Yep. And we have a plug-in that helps stop spam (combination of key words and posting threshold). That is, it doesn’t prevent a spammer from posting but throws suspect messages into moderation, so they never appear in public view. If the plugin makes an error (which it does on occasion), a staff member can simply approve it.

I just looked, and Akismet is available for vB. However, I think it may do more work (running off to compare each message against a remote database) without necessarily working any better. It would help if it too had a number-of-posts threshhold. (That assumes I really understand it from the descriptions!)

What I really think we could use is Bad Behavio[u]r, but there is no sign that it works on any forums, and a search on vB or vBulletin at the Bad Behavior site got no returns. Too bad — that plus one of these other things would probably do a good job.

[iamback]

Quote:

Originally Posted by ktinkel

Yep. And we have a plug-in that helps stop spam (combination of key words and posting threshold). That is, it doesn’t prevent a spammer from posting but throws suspect messages into moderation, so they never appear in public view. If the plugin makes an error (which it does on occasion), a staff member can simply approve it.

I just looked, and Akismet is available for vB. However, I think it may do more work (running off to compare each message against a remote database) without necessarily working any better. It would help if it too had a number-of-posts threshhold. (That assumes I really understand it from the descriptions!)

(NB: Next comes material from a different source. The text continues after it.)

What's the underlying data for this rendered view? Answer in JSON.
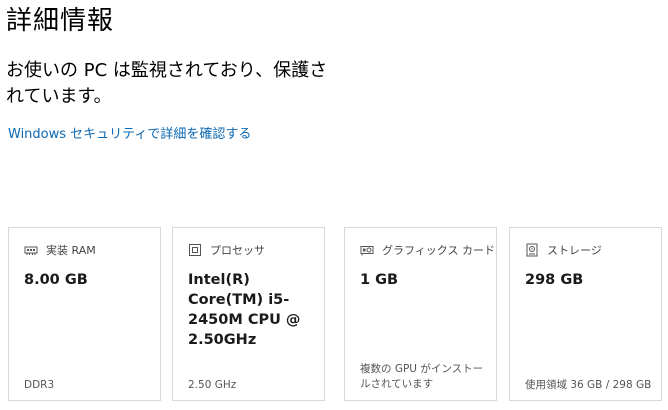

In the plugin as I have it in Phorum, there is a threshold of sorts: anonymous posts (if allowed of course) are always checked; for newly-signed up users the first so many posts are checked - default 5 I think. Is that what you mean? Probably a function of the plugin itself, not of Akismet per se.

Quote:

What I really think we could use is Bad Behavio[u]r, but there is no sign that it works on any forums, and a search on vB or vBulletin at the Bad Behavior site got no returns. Too bad — that plus one of these other things would probably do a good job.

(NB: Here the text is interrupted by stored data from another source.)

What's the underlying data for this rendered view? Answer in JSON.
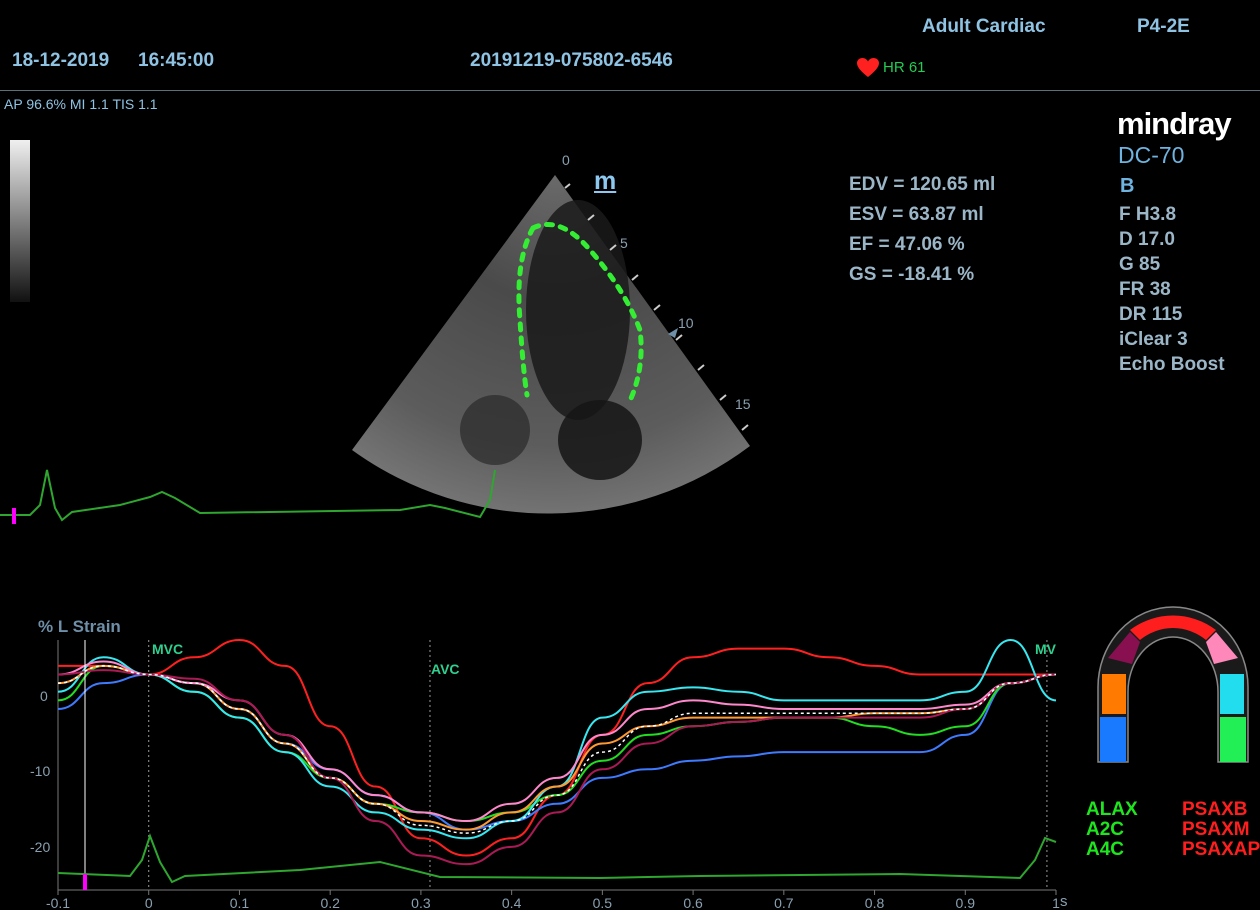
{
  "header": {
    "date": "18-12-2019",
    "time": "16:45:00",
    "study_id": "20191219-075802-6546",
    "exam_preset": "Adult Cardiac",
    "probe": "P4-2E",
    "heart_rate": "HR 61",
    "acoustic_info": "AP 96.6%  MI 1.1 TIS 1.1"
  },
  "brand": {
    "logo": "mindray",
    "model": "DC-70"
  },
  "imaging_params": {
    "mode": "B",
    "items": [
      "F H3.8",
      "D 17.0",
      "G 85",
      "FR 38",
      "DR 115",
      "iClear 3",
      "Echo Boost"
    ]
  },
  "measurements": [
    "EDV = 120.65 ml",
    "ESV = 63.87 ml",
    "EF  = 47.06 %",
    "GS = -18.41 %"
  ],
  "depth_scale": {
    "labels": [
      "0",
      "5",
      "10",
      "15"
    ]
  },
  "sector_marker": "m",
  "strain_plot": {
    "ylabel": "% L Strain",
    "events": [
      "MVC",
      "AVC",
      "MV"
    ],
    "y_ticks": [
      "0",
      "-10",
      "-20"
    ],
    "x_ticks": [
      "-0.1",
      "0",
      "0.1",
      "0.2",
      "0.3",
      "0.4",
      "0.5",
      "0.6",
      "0.7",
      "0.8",
      "0.9",
      "1"
    ],
    "x_unit": "s"
  },
  "segment_legend": {
    "left": [
      "ALAX",
      "A2C",
      "A4C"
    ],
    "right": [
      "PSAXB",
      "PSAXM",
      "PSAXAP"
    ]
  },
  "colors": {
    "trace_green": "#2fa62f",
    "legend_green": "#1ee61e",
    "legend_red": "#ff1e1e",
    "marker_magenta": "#ff00ff",
    "heart_red": "#ff2020"
  },
  "chart_data": {
    "type": "line",
    "ylabel": "% L Strain",
    "xlabel": "s",
    "xlim": [
      -0.1,
      1.0
    ],
    "ylim": [
      -25,
      4
    ],
    "event_markers": [
      {
        "label": "MVC",
        "x": 0.0
      },
      {
        "label": "AVC",
        "x": 0.31
      },
      {
        "label": "MV",
        "x": 0.99
      }
    ],
    "x": [
      -0.1,
      -0.05,
      0.0,
      0.05,
      0.1,
      0.15,
      0.2,
      0.25,
      0.3,
      0.35,
      0.4,
      0.45,
      0.5,
      0.55,
      0.6,
      0.65,
      0.7,
      0.75,
      0.8,
      0.85,
      0.9,
      0.95,
      1.0
    ],
    "series": [
      {
        "color": "#ff2020",
        "values": [
          1,
          1,
          0,
          2,
          4,
          1,
          -6,
          -13,
          -19,
          -21,
          -19,
          -14,
          -7,
          -1,
          2,
          3,
          3,
          2,
          1,
          0,
          0,
          0,
          0
        ]
      },
      {
        "color": "#3f7bff",
        "values": [
          -4,
          -1,
          0,
          -1,
          -4,
          -8,
          -11,
          -14,
          -16,
          -18,
          -17,
          -15,
          -12,
          -11,
          -10,
          -9.5,
          -9,
          -9,
          -9,
          -9,
          -7,
          -1,
          0
        ]
      },
      {
        "color": "#22dd22",
        "values": [
          -3,
          1,
          0,
          -2,
          -5,
          -9,
          -12,
          -15,
          -16,
          -17,
          -16,
          -14,
          -10,
          -7,
          -6,
          -5.5,
          -5,
          -5,
          -6,
          -7,
          -6,
          -1,
          0
        ]
      },
      {
        "color": "#38e8f0",
        "values": [
          -2,
          2,
          0,
          -2,
          -5,
          -9,
          -13,
          -16,
          -18,
          -19,
          -17,
          -13,
          -5,
          -2,
          -1.5,
          -2,
          -3,
          -3,
          -3,
          -3,
          -2,
          4,
          -3
        ]
      },
      {
        "color": "#ff9933",
        "values": [
          -1,
          1,
          0,
          -1,
          -4,
          -8,
          -12,
          -15,
          -17,
          -18,
          -16,
          -13,
          -8,
          -6,
          -5,
          -5,
          -5,
          -5,
          -4.5,
          -4.5,
          -4,
          -1,
          0
        ]
      },
      {
        "color": "#ff88cc",
        "values": [
          0,
          1.5,
          0,
          -1,
          -3,
          -7,
          -11,
          -14,
          -16,
          -17,
          -15,
          -12,
          -7,
          -4,
          -3,
          -3.5,
          -4,
          -4,
          -4,
          -4,
          -3.5,
          -1,
          0
        ]
      },
      {
        "color": "#aa1a55",
        "values": [
          0,
          0.5,
          0,
          -0.5,
          -3,
          -7,
          -12,
          -17,
          -21,
          -22,
          -20,
          -16,
          -11,
          -8,
          -6,
          -5.5,
          -5,
          -5,
          -5,
          -5,
          -4,
          -1,
          0
        ]
      },
      {
        "color": "#ffffff",
        "values": [
          -1,
          1,
          0,
          -1,
          -4,
          -8,
          -12,
          -15,
          -17.5,
          -18.4,
          -17,
          -14,
          -9,
          -6,
          -4.5,
          -4.5,
          -4.5,
          -4.5,
          -4.5,
          -4.5,
          -4,
          -1,
          0
        ]
      }
    ]
  }
}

I haven't tried this myself but I think it's not as easy to implement as Akismet (who say by the way that their service works best if you don't combine it with other filters although combination is possible). There's a BB plugin for Phorum, too, I think, so it might be worth having a look at that.

[ktinkel]

Quote:

Originally Posted by iamback

In the plugin as I have it in Phorum, there is a threshold of sorts: anonymous posts (if allowed of course) are always checked; for newly-signed up users the first so many posts are checked - default 5 I think. Is that what you mean? Probably a function of the plugin itself, not of Akismet per se.

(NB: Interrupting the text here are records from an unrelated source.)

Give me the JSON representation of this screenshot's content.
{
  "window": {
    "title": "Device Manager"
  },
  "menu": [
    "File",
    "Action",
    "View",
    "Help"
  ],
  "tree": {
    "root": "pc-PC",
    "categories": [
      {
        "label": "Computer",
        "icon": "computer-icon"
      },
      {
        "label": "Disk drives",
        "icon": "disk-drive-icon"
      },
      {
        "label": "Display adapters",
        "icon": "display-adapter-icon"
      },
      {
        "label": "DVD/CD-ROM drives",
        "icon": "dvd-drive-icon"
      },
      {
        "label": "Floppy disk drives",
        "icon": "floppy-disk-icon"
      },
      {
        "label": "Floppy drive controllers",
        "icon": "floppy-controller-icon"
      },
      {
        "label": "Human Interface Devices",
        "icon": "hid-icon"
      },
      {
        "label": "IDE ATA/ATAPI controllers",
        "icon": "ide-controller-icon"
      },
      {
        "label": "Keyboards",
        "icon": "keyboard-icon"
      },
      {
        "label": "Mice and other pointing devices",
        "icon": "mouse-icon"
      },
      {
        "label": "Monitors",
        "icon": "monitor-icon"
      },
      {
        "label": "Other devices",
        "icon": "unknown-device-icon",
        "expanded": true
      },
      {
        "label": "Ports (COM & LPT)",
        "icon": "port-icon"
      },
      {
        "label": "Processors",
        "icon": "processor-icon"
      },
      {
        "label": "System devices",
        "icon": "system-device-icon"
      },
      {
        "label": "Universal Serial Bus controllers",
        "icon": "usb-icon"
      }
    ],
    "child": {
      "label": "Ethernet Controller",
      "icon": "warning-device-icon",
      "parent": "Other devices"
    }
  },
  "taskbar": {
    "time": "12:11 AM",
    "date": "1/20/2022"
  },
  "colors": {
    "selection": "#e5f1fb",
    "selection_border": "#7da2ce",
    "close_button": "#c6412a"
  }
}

Yes, that is what I mean. I will download the vB version of Akismet and check it out. I do think it would be Prevent Spam plug OR Akismet — not both.

Quote:

Originally Posted by iamback

Ihaven't tried this myself but I think it's not as easy to implement as Akismet (who say by the way that their service works best if you don't combine it with other filters although combination is possible). There's a BB plugin for Phorum, too, I think, so it might be worth having a look at that.

Thanks. We once looked at Phorum, in fact, before finding vBulletin. But maybe there is a possibility there (though probably not by the likes of me!) I will check it out.

All this spam is tedious, I must say.